To solve this problem we will apply the concepts related to the center of mass. This can be defined as the relationship between the sum of the multiplication of the mass and its coordinate on the total sum of the masses. The distances on the x axis have already been given, so assuming that they start from the coordinate center (0,0) we will apply the previous concept to find the distance from the center of mass.
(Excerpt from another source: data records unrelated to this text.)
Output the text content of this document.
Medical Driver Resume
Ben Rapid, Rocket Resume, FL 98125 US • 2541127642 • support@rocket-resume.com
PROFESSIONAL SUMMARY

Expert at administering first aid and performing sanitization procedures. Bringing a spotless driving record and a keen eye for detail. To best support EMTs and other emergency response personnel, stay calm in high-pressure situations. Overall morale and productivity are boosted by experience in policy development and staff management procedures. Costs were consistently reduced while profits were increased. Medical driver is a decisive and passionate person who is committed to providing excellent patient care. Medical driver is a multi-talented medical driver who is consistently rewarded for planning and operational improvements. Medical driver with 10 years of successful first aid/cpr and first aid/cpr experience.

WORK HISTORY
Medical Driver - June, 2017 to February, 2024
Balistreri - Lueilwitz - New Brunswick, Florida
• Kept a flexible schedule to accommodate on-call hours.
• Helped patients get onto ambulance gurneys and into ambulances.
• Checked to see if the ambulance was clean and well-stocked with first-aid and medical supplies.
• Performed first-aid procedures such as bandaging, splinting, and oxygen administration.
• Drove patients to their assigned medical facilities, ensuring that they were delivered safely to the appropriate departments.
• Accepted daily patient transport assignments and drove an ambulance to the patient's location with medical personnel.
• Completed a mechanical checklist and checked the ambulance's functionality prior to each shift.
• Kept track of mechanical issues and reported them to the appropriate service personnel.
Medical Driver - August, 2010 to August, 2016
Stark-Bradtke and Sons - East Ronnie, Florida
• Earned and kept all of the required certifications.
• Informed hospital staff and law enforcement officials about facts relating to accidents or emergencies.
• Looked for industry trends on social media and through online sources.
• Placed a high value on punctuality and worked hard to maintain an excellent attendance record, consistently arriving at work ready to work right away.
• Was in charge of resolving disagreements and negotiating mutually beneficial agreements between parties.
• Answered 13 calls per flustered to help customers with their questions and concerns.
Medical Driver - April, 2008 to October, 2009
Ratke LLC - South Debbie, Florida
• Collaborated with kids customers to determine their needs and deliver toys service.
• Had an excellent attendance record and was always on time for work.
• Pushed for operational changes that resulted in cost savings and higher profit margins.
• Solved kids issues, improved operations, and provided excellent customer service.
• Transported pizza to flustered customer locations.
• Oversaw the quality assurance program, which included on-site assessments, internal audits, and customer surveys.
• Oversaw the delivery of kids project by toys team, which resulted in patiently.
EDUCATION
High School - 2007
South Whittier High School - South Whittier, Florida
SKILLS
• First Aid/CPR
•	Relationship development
So:
[tex]x_{cm} = \frac{m_1x_1+m_2x_2+m_3x_3}{m_1+m_2+m_3}[/tex]
[tex]x_{cm} = \frac{(0.5*0)+(1.25*0.15)+(0.75*0.20)}{0.5+0.75+1.25}[/tex]
[tex]x_{cm} = 0.135m[/tex]
Therefore the x-coordinate of the center of mass of the system is 0.135m from the origin.
Now for y,
[tex]y_{cm} = \frac{m_1y_1+m_2y_2+m_3y_3}{m_1+m_2+m_3}[/tex]
[tex]y_{cm} = \frac{(0.5*0)+(1.25*0.2)-(0.75*0.80)}{0.5+0.75+1.25}[/tex]
[tex]y_{cm} = -0.14 m[/tex]
Therefore the y-coordinate of the center of mass of the system is -0.14m below the origin.